A Look At Fukushima: Over 2 Years Later

Not since the nuclear disasters of Chernobyl and Three Mile Island have we seen a nuclear meltdown as severe as the incident at the Fukushima Dai-Ichi Nuclear Power Plant in Japan in March of 2011. Among alternative energy sources to biofuels and greenhouse gas emitters, nuclear energy is perhaps the most controversial of these alternative sources, and with good reason. Лушчие игровые автоматы на деньги онлйан.


Anti-nuclear power plant rally

Anti-nuclear power plant rally at the Meiji Shrine complex in Tokyo on Sep 19, 2011.

On one fateful day in March 2011, the Fukushima Dai-Ichi Plant and its six reactors were subject to a heavy earthquake. Emergency generators and cooling systems quickly turned on to ensure the continued safety of the water reactors still online after the earthquake. However, an unanticipated tsunami following said earthquake flooded the rooms which happened to house the emergency generators which powered the backup cooling systems. The coolant ceased to be circulated and cooled, and the hot fuel rods began to evaporate their coolant. After the coolant disappeared, the fuel rods began to melt through their cooled housing, releasing much radioactive contaminants into the surrounding area.

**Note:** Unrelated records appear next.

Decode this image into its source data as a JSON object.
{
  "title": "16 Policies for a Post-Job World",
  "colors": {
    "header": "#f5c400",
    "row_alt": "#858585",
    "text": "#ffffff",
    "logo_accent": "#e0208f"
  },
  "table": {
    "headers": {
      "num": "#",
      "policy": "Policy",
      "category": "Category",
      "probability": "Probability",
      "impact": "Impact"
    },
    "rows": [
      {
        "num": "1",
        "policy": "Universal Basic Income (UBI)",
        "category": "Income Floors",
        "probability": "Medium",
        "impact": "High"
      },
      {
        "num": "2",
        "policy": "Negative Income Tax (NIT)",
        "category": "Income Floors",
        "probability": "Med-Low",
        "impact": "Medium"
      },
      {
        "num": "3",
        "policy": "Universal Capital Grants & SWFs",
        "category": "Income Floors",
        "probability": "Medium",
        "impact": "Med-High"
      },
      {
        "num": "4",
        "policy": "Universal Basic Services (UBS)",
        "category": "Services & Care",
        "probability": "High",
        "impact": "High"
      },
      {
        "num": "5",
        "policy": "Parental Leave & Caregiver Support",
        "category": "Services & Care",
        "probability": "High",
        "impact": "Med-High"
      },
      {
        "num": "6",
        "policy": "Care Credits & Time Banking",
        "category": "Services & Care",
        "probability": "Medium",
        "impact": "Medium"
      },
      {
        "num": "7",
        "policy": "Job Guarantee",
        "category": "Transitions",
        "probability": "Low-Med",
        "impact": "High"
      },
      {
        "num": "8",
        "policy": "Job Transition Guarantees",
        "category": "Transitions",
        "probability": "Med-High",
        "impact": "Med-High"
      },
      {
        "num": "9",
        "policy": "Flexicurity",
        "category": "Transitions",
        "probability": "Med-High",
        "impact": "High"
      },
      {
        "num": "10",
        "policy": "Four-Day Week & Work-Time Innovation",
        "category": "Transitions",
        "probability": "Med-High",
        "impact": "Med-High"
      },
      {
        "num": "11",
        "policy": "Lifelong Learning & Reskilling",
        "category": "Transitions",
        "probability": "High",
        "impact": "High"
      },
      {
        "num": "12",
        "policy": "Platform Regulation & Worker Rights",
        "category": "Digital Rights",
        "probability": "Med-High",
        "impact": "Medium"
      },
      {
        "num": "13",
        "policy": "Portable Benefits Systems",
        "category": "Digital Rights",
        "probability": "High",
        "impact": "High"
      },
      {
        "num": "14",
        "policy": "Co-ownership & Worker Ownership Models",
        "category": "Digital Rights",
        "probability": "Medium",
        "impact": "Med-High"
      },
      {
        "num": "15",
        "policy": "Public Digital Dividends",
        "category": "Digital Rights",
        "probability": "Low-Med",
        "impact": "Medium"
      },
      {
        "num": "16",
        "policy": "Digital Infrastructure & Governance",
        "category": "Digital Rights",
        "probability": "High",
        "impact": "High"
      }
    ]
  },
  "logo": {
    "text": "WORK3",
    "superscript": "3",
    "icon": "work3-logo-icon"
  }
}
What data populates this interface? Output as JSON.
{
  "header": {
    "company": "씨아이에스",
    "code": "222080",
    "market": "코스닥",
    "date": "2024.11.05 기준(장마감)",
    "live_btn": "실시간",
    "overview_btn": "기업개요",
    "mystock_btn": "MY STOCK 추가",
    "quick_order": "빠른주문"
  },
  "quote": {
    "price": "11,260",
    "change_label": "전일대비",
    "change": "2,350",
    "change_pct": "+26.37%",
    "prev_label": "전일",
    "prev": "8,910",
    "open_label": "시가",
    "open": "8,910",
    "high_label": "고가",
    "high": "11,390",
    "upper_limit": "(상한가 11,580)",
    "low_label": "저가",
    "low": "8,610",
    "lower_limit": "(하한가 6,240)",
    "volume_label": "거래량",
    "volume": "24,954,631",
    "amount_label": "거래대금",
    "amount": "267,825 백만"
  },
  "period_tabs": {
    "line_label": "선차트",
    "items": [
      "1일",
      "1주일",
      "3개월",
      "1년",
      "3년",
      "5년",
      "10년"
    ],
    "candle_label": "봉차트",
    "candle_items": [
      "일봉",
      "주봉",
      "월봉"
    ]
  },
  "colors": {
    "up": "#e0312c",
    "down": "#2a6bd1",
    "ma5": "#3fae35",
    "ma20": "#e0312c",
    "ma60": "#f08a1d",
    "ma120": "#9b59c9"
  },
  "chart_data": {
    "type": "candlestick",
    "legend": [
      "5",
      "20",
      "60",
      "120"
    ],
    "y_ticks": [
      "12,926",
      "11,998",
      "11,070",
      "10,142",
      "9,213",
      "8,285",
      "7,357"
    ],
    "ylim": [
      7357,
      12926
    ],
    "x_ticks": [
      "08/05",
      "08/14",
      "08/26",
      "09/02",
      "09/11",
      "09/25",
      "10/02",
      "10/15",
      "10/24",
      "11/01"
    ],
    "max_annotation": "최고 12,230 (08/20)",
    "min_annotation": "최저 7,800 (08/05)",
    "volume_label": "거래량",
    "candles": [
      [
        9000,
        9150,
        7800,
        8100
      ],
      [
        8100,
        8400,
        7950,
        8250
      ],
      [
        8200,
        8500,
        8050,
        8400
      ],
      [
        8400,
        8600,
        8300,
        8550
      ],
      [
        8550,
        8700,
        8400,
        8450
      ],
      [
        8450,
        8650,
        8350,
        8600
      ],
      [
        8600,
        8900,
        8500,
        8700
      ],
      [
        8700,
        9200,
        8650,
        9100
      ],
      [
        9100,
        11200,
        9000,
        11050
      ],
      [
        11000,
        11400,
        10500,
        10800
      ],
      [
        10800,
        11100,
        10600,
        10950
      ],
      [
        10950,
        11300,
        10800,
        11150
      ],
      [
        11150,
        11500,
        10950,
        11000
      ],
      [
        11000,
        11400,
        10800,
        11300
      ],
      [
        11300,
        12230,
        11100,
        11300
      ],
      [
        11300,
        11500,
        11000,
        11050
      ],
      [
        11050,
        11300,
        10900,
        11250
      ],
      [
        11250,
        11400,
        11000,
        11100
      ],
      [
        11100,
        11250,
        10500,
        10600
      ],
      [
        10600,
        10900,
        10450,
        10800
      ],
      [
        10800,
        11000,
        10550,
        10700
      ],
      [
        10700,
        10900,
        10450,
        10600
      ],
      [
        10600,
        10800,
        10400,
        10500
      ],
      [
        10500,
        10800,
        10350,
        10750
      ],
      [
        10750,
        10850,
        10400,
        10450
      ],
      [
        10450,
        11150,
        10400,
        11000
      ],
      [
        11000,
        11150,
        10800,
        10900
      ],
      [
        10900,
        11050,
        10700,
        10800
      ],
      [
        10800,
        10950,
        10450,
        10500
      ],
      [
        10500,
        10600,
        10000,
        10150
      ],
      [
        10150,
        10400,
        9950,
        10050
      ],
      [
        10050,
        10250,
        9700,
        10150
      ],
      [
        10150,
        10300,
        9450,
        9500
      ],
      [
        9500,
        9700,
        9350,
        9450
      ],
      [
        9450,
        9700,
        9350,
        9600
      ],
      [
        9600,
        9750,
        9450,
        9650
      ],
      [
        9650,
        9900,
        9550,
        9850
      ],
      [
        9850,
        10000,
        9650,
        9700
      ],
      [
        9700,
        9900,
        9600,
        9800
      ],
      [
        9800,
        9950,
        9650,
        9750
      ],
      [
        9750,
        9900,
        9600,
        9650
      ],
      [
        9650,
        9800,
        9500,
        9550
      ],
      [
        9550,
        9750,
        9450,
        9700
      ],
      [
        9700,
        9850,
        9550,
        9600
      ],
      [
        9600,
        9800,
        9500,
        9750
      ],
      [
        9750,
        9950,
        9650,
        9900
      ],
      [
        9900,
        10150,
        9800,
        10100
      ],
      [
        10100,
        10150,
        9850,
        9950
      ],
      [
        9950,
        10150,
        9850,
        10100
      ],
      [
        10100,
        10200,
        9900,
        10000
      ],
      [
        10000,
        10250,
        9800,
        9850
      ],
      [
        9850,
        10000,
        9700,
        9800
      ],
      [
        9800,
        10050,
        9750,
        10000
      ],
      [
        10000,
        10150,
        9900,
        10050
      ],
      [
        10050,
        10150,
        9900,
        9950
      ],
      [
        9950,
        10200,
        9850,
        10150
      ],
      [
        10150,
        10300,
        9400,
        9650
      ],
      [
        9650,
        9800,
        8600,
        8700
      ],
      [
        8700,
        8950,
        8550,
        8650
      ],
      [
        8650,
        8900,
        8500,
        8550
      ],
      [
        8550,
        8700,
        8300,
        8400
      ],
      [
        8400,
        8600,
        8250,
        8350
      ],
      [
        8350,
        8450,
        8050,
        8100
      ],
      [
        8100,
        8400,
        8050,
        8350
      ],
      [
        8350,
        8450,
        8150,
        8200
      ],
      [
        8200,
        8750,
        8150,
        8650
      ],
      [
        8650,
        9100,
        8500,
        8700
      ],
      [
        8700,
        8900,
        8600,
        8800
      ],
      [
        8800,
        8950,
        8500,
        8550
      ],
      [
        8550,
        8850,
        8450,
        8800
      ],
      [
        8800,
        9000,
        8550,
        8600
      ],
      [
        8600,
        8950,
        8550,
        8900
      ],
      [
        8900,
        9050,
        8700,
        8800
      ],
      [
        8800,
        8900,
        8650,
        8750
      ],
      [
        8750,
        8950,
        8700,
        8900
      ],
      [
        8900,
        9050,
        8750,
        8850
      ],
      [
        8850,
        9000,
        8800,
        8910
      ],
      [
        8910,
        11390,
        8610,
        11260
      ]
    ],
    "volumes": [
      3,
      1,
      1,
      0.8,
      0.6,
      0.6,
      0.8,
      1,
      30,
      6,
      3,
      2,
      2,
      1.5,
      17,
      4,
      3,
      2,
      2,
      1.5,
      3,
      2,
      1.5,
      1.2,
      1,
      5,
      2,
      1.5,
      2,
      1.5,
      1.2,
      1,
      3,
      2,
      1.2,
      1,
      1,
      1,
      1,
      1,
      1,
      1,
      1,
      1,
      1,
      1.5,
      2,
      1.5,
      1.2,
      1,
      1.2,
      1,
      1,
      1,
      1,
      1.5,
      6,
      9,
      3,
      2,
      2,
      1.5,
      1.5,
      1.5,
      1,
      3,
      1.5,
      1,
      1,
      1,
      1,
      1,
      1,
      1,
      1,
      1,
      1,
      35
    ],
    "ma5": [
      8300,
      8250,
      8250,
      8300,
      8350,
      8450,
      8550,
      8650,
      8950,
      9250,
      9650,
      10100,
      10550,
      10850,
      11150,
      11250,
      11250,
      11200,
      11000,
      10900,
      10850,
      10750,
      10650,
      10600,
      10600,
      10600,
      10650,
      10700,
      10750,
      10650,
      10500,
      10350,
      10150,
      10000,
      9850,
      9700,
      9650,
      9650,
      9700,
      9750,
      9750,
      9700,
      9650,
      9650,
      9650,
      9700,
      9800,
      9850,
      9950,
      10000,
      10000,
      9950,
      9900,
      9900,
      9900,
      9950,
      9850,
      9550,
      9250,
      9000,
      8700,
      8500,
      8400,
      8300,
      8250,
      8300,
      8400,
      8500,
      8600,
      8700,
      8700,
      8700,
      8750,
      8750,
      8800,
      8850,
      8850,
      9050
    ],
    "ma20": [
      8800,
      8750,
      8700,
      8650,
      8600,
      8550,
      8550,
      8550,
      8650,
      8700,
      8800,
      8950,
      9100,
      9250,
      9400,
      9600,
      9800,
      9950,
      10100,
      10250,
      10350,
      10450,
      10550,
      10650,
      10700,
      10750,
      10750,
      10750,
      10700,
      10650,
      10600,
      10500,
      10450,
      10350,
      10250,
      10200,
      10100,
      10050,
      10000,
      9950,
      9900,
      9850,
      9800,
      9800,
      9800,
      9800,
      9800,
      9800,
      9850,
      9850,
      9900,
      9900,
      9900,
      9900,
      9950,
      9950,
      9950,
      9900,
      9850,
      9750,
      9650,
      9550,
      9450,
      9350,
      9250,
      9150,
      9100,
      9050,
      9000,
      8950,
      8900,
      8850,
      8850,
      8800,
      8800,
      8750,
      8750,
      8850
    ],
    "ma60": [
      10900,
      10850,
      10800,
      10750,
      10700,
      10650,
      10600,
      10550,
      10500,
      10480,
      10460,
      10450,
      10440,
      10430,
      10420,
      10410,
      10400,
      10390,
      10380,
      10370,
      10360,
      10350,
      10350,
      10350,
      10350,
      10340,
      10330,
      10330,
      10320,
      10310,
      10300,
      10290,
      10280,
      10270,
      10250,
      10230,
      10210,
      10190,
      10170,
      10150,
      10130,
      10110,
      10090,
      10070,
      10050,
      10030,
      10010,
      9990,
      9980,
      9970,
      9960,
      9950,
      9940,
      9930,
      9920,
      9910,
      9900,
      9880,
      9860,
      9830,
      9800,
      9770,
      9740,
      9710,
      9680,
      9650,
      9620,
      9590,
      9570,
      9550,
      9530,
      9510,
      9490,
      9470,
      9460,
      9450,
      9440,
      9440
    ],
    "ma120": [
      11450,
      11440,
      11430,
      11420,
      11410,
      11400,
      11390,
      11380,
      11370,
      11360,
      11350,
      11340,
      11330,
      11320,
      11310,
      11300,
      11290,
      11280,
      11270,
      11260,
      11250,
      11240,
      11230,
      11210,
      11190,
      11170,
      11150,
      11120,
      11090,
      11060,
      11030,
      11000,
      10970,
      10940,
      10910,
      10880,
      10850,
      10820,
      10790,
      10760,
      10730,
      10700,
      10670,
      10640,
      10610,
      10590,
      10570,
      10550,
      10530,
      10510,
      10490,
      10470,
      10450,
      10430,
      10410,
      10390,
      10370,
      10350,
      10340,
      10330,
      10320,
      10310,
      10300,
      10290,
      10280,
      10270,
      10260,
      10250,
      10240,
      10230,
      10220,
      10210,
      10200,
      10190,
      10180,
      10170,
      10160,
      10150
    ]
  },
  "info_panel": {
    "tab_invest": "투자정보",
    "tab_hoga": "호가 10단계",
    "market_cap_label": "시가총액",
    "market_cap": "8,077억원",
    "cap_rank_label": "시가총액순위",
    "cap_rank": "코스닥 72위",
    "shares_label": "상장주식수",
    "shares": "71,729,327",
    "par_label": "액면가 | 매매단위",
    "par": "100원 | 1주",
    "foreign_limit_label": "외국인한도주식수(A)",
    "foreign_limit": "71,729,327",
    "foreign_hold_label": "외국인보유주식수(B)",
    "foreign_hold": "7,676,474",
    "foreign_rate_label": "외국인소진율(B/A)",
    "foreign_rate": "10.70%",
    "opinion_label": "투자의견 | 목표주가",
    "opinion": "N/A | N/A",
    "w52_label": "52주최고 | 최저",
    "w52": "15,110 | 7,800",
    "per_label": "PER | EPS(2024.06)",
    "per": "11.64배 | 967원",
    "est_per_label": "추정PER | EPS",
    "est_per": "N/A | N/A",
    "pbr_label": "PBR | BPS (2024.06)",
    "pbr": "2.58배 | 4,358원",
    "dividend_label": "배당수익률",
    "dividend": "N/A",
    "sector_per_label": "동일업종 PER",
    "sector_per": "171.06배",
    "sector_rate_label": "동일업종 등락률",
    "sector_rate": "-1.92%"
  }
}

As a result of the disaster that began to unfold, people were evacuated and forced to leave their homes to avoid the radioactive contamination. However people are still affected to this day by the contamination released by this disaster. According to research on the disaster, over one third of the children of Fukushima suffer growths in their thyroid glands. A significant increase in the risk of cancer development for residents near Fukushima was noted by the WHO, indicating a lasting contamination of the area surrounding the plant. This includes increased risk of thyroid cancer, leukemia and breast cancer. Another noted side effect has been infertility. Little has been studied as to the extent of the contamination worldwide as a result of this incident.

The stories of the Fukushima meltdown and many other nuclear disasters spell out the clear disadvantages of nuclear energy sources. The lives of those affected by the disaster have been forever changed, perhaps for the worst. Fukushima should stand as a warning to those who want to take advantage of the near-limitless potential of nuclear energy and to consider the consequences of a widespread nuclear meltdown as a result of ignorance or neglect. Perhaps less dangerous alternative energy sources should be researched before we return to consider nuclear power as a viable source, especially in light of the widespread impact that a nuclear disaster can have on the surrounding environment and the people who reside in it.